I was lucky enough this Thanksgiving to enjoy cooking an amazing vegan dinner with some of my best friends at my friend Josh’s lovely home in the Richmond district in SF. We had black bean and acorn squash empanadas made from scratch by me, two pumpkin pies and one berry pie also made by me, vegan field roast and vegan ice cream pie made by Josh, and salad with fig balsamic, Butternut squash casserole and mesquite oatmeal chocolate chip cookies made by Audrey.
Since Yosemite is under a foot of snow at the moment Max, Randy and I decided to head to Bishop Thursday afternoon where the weather looked more promising. My car has no heat which turned out to be a little epic since the last 3 hours of the drive was 0 degrees and ice began to form inside the car. Nevertheless, we made it safe to our hotel room in Bishop. I love camping but after that coldddd drive we were all very happy to have a nice warm hotel room to snuggle up in.
The next day we hit the Buttermilks. Conditions were perfect and the psych was high. It was Randy’s first time in Bishop and Max’s first time back in several years.
Friday we all sent. I flashed Fly Boy Sit (V8), Randy flashed it too and also flashed Soul Slinger (V9), and Max flashed Center Direct (hard V10). GO TEAM! Then we enjoyed the rest of the night bowling with every single member of Mission Cliffs and Berkeley Ironworks and hot-tubbing with Bruce and friends.
Saturday was a historic day. Randy sent The Mandala (V12) just before our friend Anson broke a key hold with his foot. It will never be the same again. Actually, Randy lifted me to the hold and it still goes…it may just be a little harder now, especially if you’re short. The hold that broke is the first really small right hand crimp you grab from the undercling on the starting hold (the “short person beta”). Max came close to sending too but started to run out of skin. I tried it a bit and it feels really hard but I think it could go with some work.

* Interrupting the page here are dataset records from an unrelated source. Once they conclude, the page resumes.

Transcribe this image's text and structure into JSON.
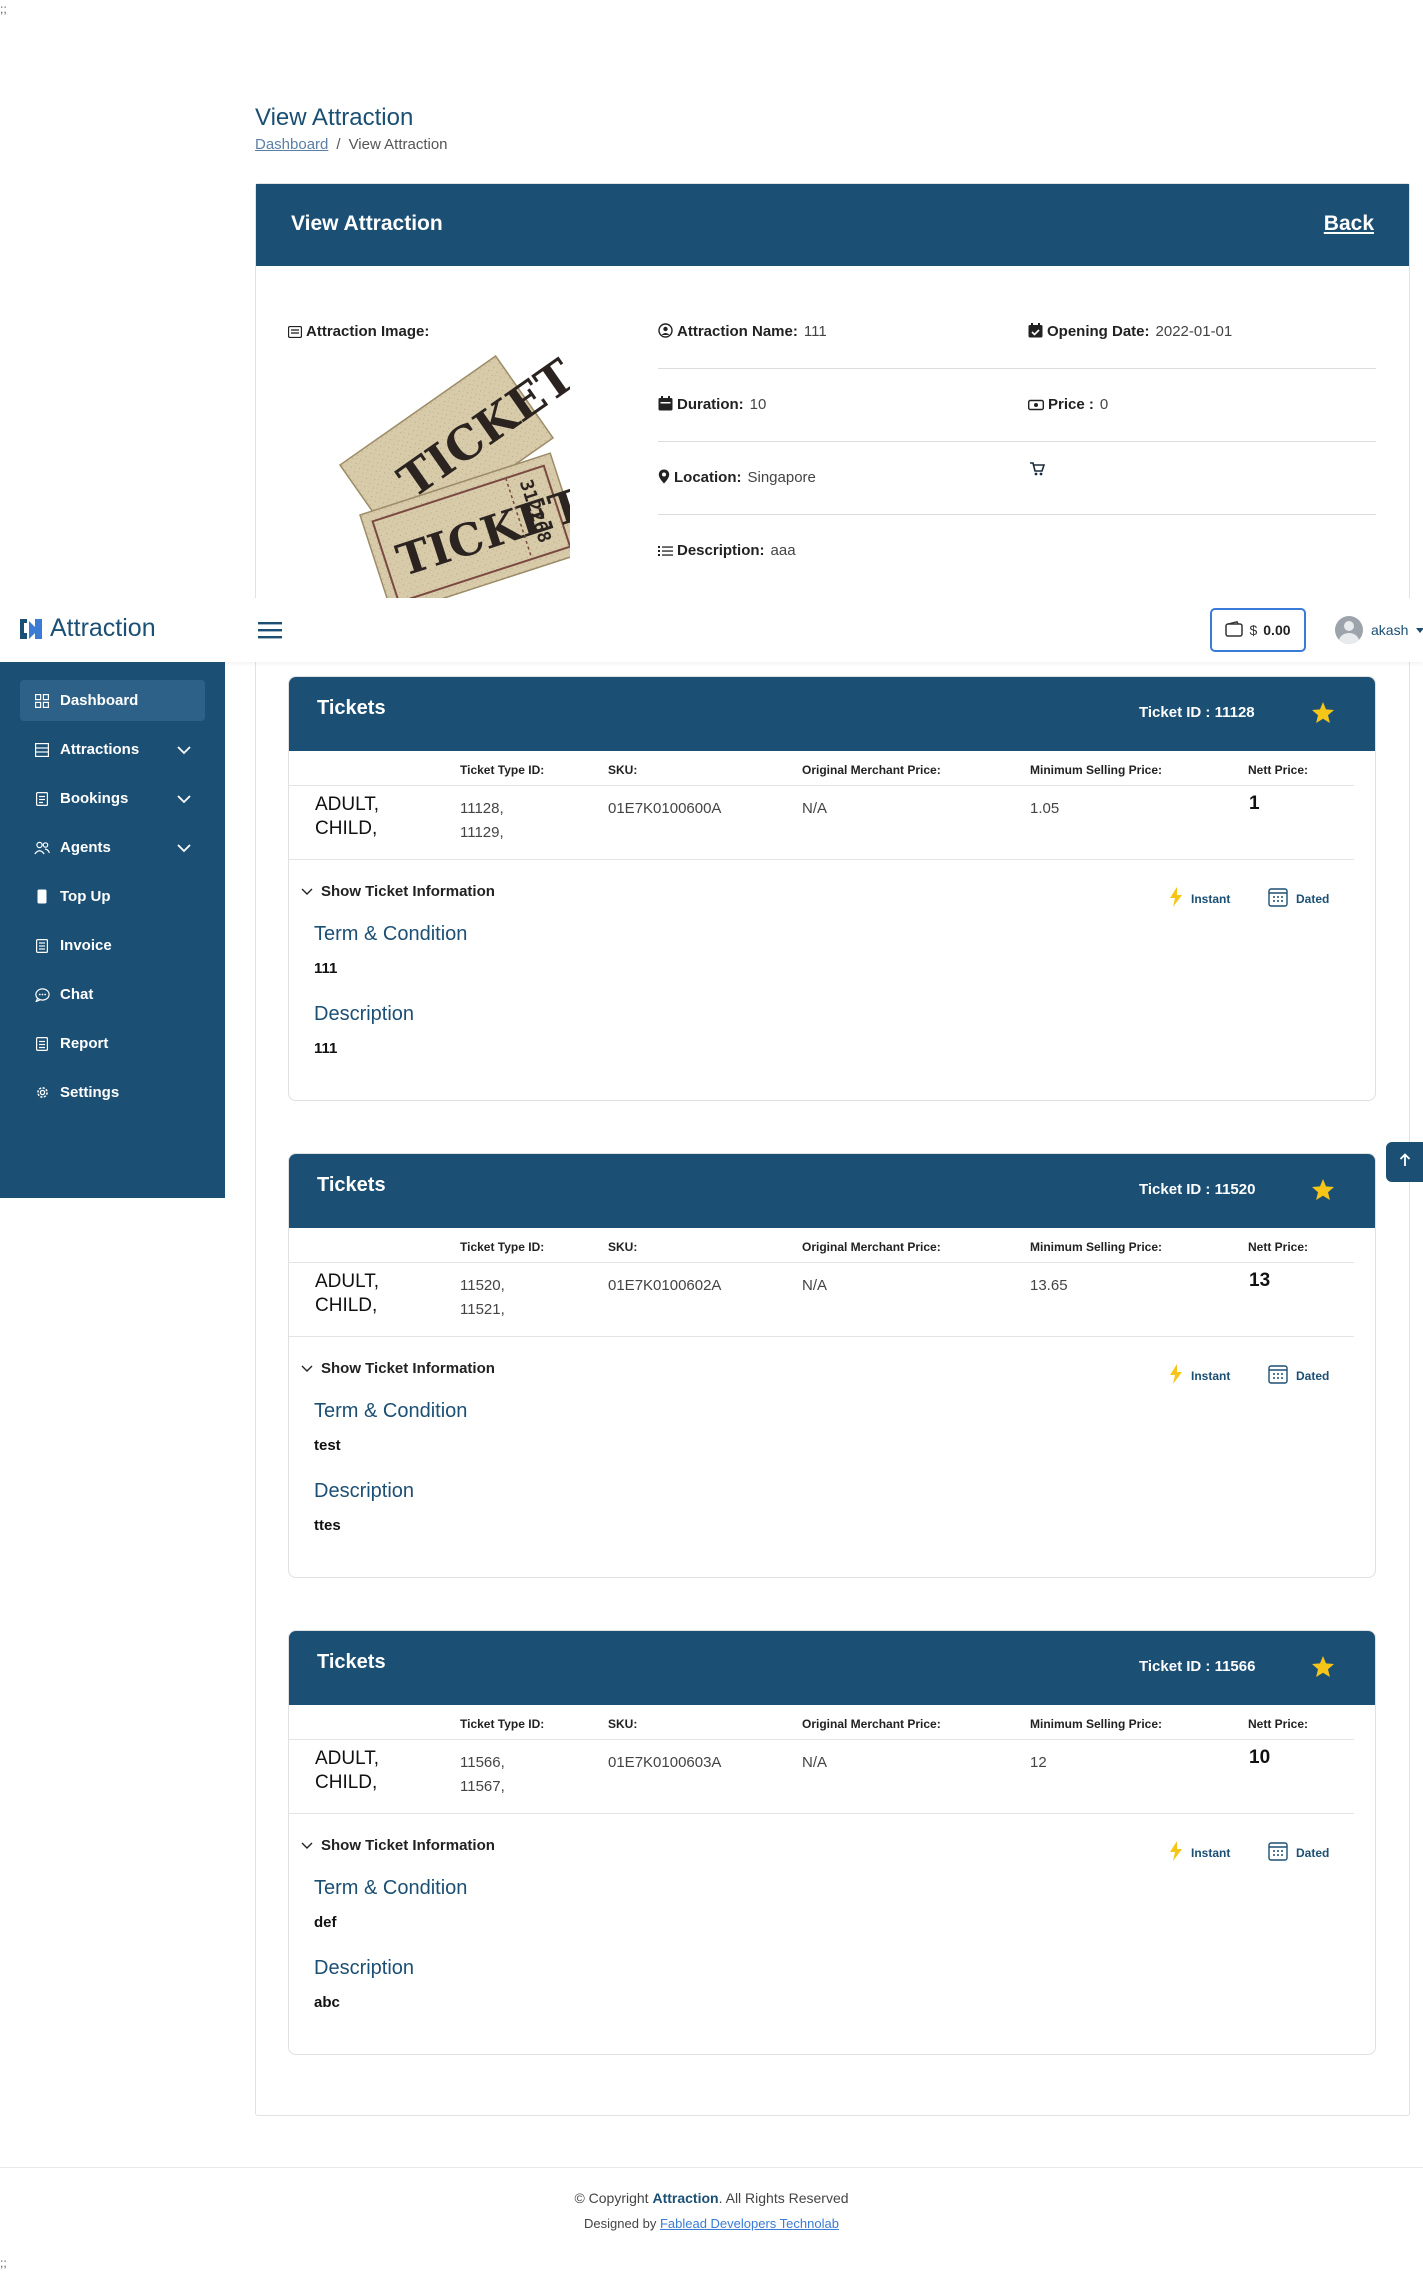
{
  "corner": {
    "top_left": ";;",
    "bottom_left": ";;"
  },
  "page": {
    "title": "View Attraction",
    "breadcrumb": {
      "home": "Dashboard",
      "separator": "/",
      "current": "View Attraction"
    }
  },
  "card": {
    "title": "View Attraction",
    "back_label": "Back"
  },
  "details": {
    "image_label": "Attraction Image:",
    "name_label": "Attraction Name:",
    "name_value": "111",
    "opening_label": "Opening Date:",
    "opening_value": "2022-01-01",
    "duration_label": "Duration:",
    "duration_value": "10",
    "price_label": "Price :",
    "price_value": "0",
    "location_label": "Location:",
    "location_value": "Singapore",
    "description_label": "Description:",
    "description_value": "aaa",
    "ticket_img_serial": "312268",
    "ticket_img_text": "TICKET"
  },
  "navbar": {
    "brand": "Attraction",
    "wallet_currency": "$",
    "wallet_amount": "0.00",
    "user": "akash"
  },
  "sidebar": {
    "items": [
      {
        "label": "Dashboard",
        "icon": "grid-icon"
      },
      {
        "label": "Attractions",
        "icon": "list-icon"
      },
      {
        "label": "Bookings",
        "icon": "document-icon"
      },
      {
        "label": "Agents",
        "icon": "users-icon"
      },
      {
        "label": "Top Up",
        "icon": "mobile-icon"
      },
      {
        "label": "Invoice",
        "icon": "invoice-icon"
      },
      {
        "label": "Chat",
        "icon": "chat-icon"
      },
      {
        "label": "Report",
        "icon": "report-icon"
      },
      {
        "label": "Settings",
        "icon": "gear-icon"
      }
    ]
  },
  "tickets_common": {
    "title": "Tickets",
    "columns": [
      "Ticket Type ID:",
      "SKU:",
      "Original Merchant Price:",
      "Minimum Selling Price:",
      "Nett Price:"
    ],
    "show_info": "Show Ticket Information",
    "instant": "Instant",
    "dated": "Dated",
    "term_title": "Term & Condition",
    "desc_title": "Description"
  },
  "tickets": [
    {
      "ticket_id": "Ticket ID : 11128",
      "type_line1": "ADULT,",
      "type_line2": "CHILD,",
      "id_line1": "11128,",
      "id_line2": "11129,",
      "sku": "01E7K0100600A",
      "merchant_price": "N/A",
      "min_price": "1.05",
      "nett": "1",
      "term": "111",
      "description": "111"
    },
    {
      "ticket_id": "Ticket ID : 11520",
      "type_line1": "ADULT,",
      "type_line2": "CHILD,",
      "id_line1": "11520,",
      "id_line2": "11521,",
      "sku": "01E7K0100602A",
      "merchant_price": "N/A",
      "min_price": "13.65",
      "nett": "13",
      "term": "test",
      "description": "ttes"
    },
    {
      "ticket_id": "Ticket ID : 11566",
      "type_line1": "ADULT,",
      "type_line2": "CHILD,",
      "id_line1": "11566,",
      "id_line2": "11567,",
      "sku": "01E7K0100603A",
      "merchant_price": "N/A",
      "min_price": "12",
      "nett": "10",
      "term": "def",
      "description": "abc"
    }
  ],
  "footer": {
    "copyright_prefix": "© Copyright",
    "copyright_brand": "Attraction",
    "copyright_suffix": ". All Rights Reserved",
    "designed_prefix": "Designed by",
    "designed_link": "Fablead Developers Technolab"
  }
}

A snow storm came in but the blizzard didn’t stop us. We went to the Pollen Grains with a crew and tried Spectre (V13), not that I have any business on it but it was the only sheltered climb to try. Later we went back to the Buttermilks and Max sent The Mystery (V11/12) after only about 10 minutes of work, a very quick send. He was really close on Thunderbird (V11) too.
Sunday was our last day and we hiked out to Xavier’s Roof (V11). It was literally freezing there. Snow and ice covered the finishing jug. Randy took the initiative (this man can’t be stopped) and climbed up to clean the snow and ice out of the jug. Since there was also a lot of ice in the jug Max gathered sticks and Randy made a mini fire in the jug to melt the ice. After about 45 minutes of work the climb was ready. Randy sent it second try. Sick!
Goodbye for now, Bishop. We had an epic 12 hour drive home and I had to be in class the next day but fortunately we escaped without the usual car epic. Whew! It was a really fun trip with two really fun and inspiring climbers and we are all thinking of returning for the New Year.